Queen places his backpack beside the desk and sits. Behind him, Connor Linman pokes Parker Simpson and points at Queen’s bag.
“That’s where the queen keeps her crown,” he snorts.
Evelyn’s heart thuds. Her face prickles.
“Ignore him,” she whispers to Queen. “He’s mean.”
“Or scared,” Queen says.
Evelyn considers this. What would Connor be scared of? A name? A name is just a piece of air. It isn’t real. Not the way a poisonous snake is real, or a car coming at you full speed.
“Scared of what?” she asks Queen.
Queen shrugs. “Of something he’s afraid of.”
Evelyn wrinkles her brow. Of course a person is scared of the thing he’s afraid of. That just goes round and round …
“That’s a dog chasing its tail,” she says. Then she feels foolish. Her mother has warned her to keep a tight rein on her imagination.
Queen won’t know what she’s talking about.

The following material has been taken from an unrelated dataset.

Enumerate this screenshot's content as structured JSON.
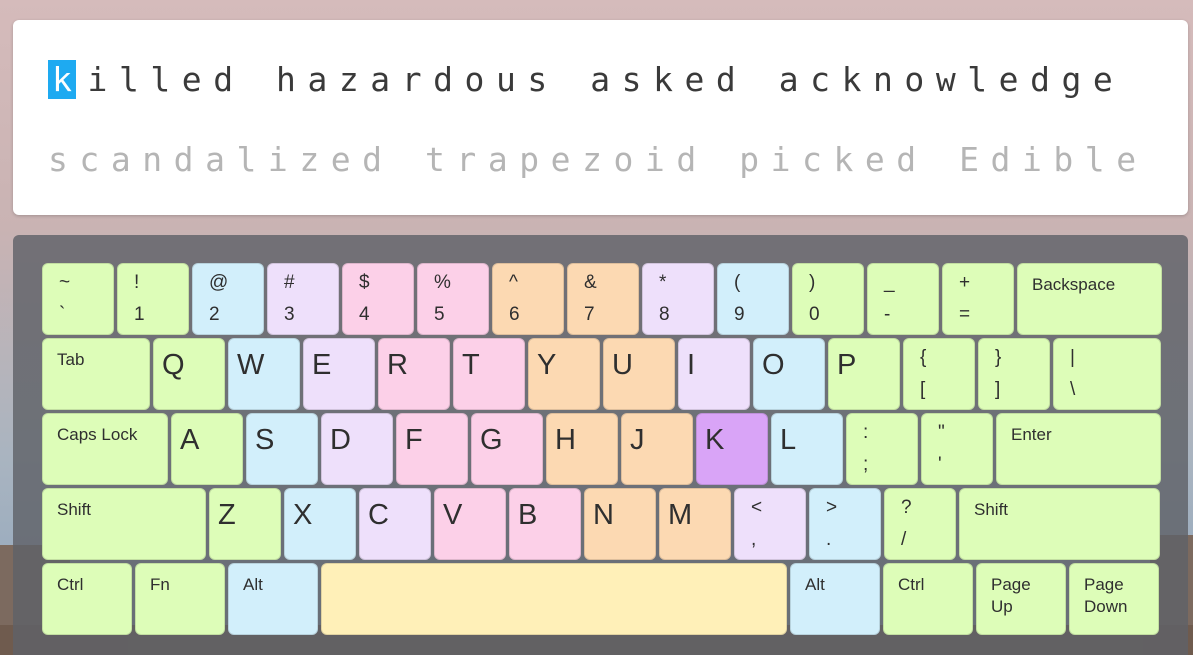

Queen looks at her and smiles.
“As long as it isn’t chasing my tail,” he says. His teeth are very white and very wide. They remind Evelyn of a washer and dryer.
Woof! Woof-woof!
The grade-five students flock to the classroom window.

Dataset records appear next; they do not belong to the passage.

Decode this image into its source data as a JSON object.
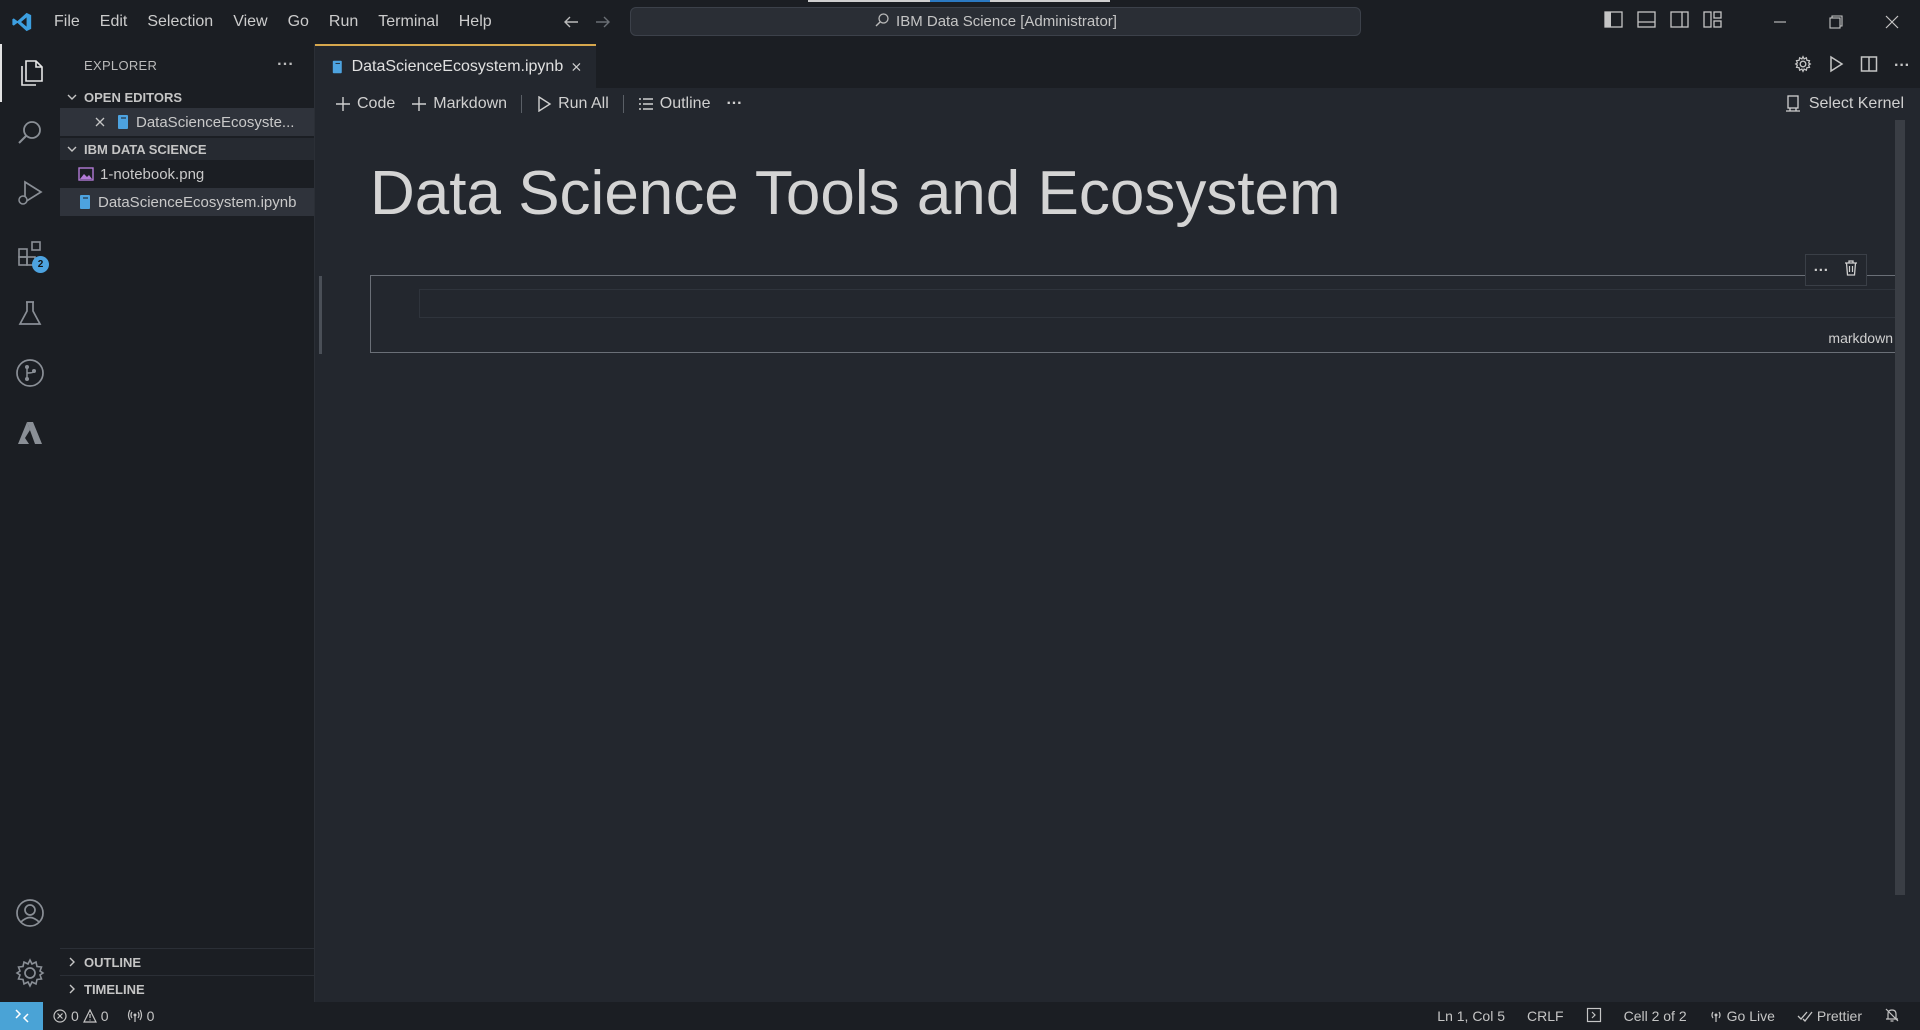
{
  "menu": [
    "File",
    "Edit",
    "Selection",
    "View",
    "Go",
    "Run",
    "Terminal",
    "Help"
  ],
  "command_center": "IBM Data Science [Administrator]",
  "activity": {
    "extensions_badge": "2"
  },
  "sidebar": {
    "title": "EXPLORER",
    "more": "···",
    "open_editors_title": "OPEN EDITORS",
    "open_editor_file": "DataScienceEcosyste...",
    "folder_title": "IBM DATA SCIENCE",
    "files": [
      "1-notebook.png",
      "DataScienceEcosystem.ipynb"
    ],
    "outline_title": "OUTLINE",
    "timeline_title": "TIMELINE"
  },
  "tab": {
    "label": "DataScienceEcosystem.ipynb"
  },
  "toolbar": {
    "code": "Code",
    "markdown": "Markdown",
    "run_all": "Run All",
    "outline": "Outline",
    "more": "···",
    "select_kernel": "Select Kernel"
  },
  "notebook": {
    "title": "Data Science Tools and Ecosystem",
    "cell_language": "markdown",
    "cell_tools_more": "···"
  },
  "status": {
    "errors": "0",
    "warnings": "0",
    "ports": "0",
    "position": "Ln 1, Col 5",
    "eol": "CRLF",
    "cell": "Cell 2 of 2",
    "go_live": "Go Live",
    "prettier": "Prettier"
  },
  "colors": {
    "accent_tab": "#d6a74d",
    "remote": "#4aa3d6",
    "badge": "#4da3e0",
    "vscode_logo": "#3c9fe0"
  }
}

There’s a dog. A real one, frizzled and gray, sitting on a freshly painted hopscotch, thumping its tail.
Without asking Mr. Zhang for permission, Queen opens the window, puts two fingers in his mouth and whistles.
He shouts, “Quiet, Patti Smith!” and turns to Mr. Zhang. “She must have followed my scent.”
Parker elbows Connor, plugs his nose and makes a face as if something smells terrible.
“Have you got some string?” Queen asks Mr. Zhang. “I’ll leash her to the flagpole and call my
dad.”
“That’s no corgi,” Parker says.
“She’s like a ball of steel wool,” Anneline Hopkins giggles. “With legs.”
“She’s a mutt,” Parker says. “A mongrel.”
“Actually, she’s a Heinz 57,” Queen says. “One of the more famous mixed breeds.”
Mr. Zhang reaches for his teacher scissors and cuts a length of string for Queen.
As soon as he’s out the door, Mr. Zhang addresses the class.
“I expect you to be very welcoming to … to … Queen,” he says, again muffling the last letter. “Show him around at recess, introduce him to your friends, invite him to your house for a play date.”
“Grade fives are too old for play dates,” Khalid protests.
“Well, for a visit, then,” Mr. Zhang says.
“We’re too young for visits,” Anneline complains.
A second sprig of hair springs up on Mr. Zhang’s head.
“Well, then, what do grade fives do?”
“We hang out,” Anneline says. “Or just hang.”
“Some kids chill,” Khalid says. “A few chillax. That’s a blend of chill and relax.”
“I see,” says Mr. Zhang. He rattles the pages in his hand. “Now, who doesn’t have a quiz yet?”
After Queen returns, the classroom soon grows silent. The only sound is the scratching of the students’ pencils filling in sums. Then a truck growls into the school parking lot.
Violin music blares from its open windows.
“Mozart,” Mr. Zhang diagnoses.
“My dad,” Queen says, leaping up. “His hearing isn’t so good. The rigors of the road took their toll.”
Connor peers through the window. Eyes bulging, he waves Parker over.
“You gotta see this!”
Everyone watches as a tall man steps down from the dented pickup. He’s wearing a yellow ski toque, faded jeans splattered with paint, a white shirt that Evelyn is pretty sure is an undershirt, shiny silver earrings and dozens of silver bracelets. His arms swarm with tattoos.
There is even a tattoo on his neck. Some kind of bird, Evelyn thinks.